Mit einem Runderlass hat das damalige Kultusministerium reagiert und den bis dahin geltenden Verfahrensablauf umgestellt. Man verfolgt nunmehr einen präventiven Ansatz.
Das bedeutet, dass die Schule gehalten ist, der Schulverweigerung in erster Linie mit pädagogischen und erzieherischen Mitteln zu begegnen. Bleiben diese ohne Wirkung, stellt die Durchsetzung der Schulpflicht im Ordnungswidrigkeitsverfahren die Ultima Ratio dar, wobei hier darauf hinzuweisen ist, dass es sich bei der Vollstreckung von Jugendarrest im Zuge des Ordnungswidrigkeitsverfahrens um einen Beuge- bzw. Ersatzarrest für das verhängte, aber nicht beglichene Bußgeld bzw. für die nicht geleisteten gemeinnützigen Arbeitsstunden handelt. Der Jugendarrest ist damit nur die mittelbare Folge der Schulpflichtverletzung.

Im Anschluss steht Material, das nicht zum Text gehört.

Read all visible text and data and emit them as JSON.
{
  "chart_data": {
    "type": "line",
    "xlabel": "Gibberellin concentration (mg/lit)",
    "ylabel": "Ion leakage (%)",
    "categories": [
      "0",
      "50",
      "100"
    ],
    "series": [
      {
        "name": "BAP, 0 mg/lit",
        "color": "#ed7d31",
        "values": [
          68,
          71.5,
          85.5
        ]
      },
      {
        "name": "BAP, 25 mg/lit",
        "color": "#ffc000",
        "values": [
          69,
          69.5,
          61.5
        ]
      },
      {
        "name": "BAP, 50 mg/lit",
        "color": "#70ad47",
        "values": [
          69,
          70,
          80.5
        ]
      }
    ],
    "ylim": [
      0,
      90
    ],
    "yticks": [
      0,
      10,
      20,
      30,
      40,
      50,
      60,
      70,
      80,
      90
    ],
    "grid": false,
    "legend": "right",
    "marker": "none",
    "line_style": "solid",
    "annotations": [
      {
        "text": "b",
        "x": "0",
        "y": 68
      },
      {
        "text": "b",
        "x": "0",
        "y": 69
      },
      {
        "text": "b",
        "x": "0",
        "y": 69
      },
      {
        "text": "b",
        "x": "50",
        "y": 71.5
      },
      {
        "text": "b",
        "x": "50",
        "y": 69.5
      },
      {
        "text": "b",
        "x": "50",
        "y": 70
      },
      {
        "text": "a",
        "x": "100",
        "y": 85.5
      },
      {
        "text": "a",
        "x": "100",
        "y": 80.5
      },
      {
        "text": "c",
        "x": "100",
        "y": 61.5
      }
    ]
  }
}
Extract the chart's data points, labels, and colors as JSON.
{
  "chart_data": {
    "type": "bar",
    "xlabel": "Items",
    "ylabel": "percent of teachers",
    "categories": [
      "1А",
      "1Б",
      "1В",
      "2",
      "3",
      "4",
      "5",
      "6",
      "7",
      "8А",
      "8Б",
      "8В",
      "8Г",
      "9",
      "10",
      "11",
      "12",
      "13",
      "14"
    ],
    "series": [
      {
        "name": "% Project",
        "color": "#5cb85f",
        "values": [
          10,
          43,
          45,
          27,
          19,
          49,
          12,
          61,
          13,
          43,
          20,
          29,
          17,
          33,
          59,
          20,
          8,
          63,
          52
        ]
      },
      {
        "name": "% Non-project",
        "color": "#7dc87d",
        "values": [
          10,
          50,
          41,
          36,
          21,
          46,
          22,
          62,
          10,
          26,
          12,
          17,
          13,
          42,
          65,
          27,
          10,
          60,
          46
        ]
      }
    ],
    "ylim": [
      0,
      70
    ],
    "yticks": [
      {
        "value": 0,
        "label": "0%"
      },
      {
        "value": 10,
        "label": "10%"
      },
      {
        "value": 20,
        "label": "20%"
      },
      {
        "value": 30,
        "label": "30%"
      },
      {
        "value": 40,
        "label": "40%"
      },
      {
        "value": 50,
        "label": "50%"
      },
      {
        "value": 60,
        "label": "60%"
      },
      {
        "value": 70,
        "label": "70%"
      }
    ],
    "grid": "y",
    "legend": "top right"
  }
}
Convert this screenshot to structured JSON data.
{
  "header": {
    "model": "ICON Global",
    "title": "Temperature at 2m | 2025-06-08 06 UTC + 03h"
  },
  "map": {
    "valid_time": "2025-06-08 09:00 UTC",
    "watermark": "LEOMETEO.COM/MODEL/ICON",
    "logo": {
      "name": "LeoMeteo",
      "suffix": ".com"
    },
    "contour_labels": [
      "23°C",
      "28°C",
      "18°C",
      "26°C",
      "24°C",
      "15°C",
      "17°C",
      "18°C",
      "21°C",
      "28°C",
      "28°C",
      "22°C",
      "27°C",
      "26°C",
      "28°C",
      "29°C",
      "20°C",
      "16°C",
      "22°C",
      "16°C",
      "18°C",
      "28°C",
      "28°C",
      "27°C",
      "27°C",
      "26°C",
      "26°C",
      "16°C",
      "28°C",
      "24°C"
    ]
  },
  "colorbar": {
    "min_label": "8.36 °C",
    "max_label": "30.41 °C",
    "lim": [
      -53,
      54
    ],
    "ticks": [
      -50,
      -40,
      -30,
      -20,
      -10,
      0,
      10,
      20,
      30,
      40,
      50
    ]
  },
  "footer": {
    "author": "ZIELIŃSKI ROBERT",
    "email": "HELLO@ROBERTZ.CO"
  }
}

Was ich besonders gut finde in dem Antrag der Fraktion der LINKEN, ist der eine Satz - ich zitiere -:
„Das Recht auf Förderung der individuellen und sozialen Entwicklung des Jugendlichen muss zum entscheidenden Maßstab für den Vollzug des Jugendarrestes werden.“
Dem kann ich voll und ganz zustimmen. Fast jeder von uns hat Kinder. Oft sind es schon Jugendliche. Wir alle wissen, wenn sie nicht beschäftigt werden, dann machen sie meistens Dummheiten. Zurzeit ist es im Jugendarrest leider so, die Bediensteten vor Ort sichern die notwendige Versorgung ab - das ist richtig -, aber für eine weitere Beschäftigung oder sogar pädagogische Betreuung im Jugendarrest haben wir zurzeit echt kein Personal. Schon haben wir das Problem. Das ist teilweise schlimmer, als einen Sack Flöhe zu hüten. Deshalb finde ich den Vorschlag seitens der LINKEN hervorragend.
Wir müssen aber bedenken, dass wir hier von einem Jugendarrest von vier Wochen reden. Wir können die Leute nicht in vier Wochen umerziehen. Wir können ihnen maximal - ich sage einmal - eine Verhaltensänderung durch Einsicht ans Herz legen.
Mit Blick auf den zu erwartenden Gesetzentwurf für ein Jugendarrestvollzugsgesetz bitte ich, den Antrag an den Ausschuss für Recht, Verfassung und Gleichstellung zu überweisen. - Vielen Dank.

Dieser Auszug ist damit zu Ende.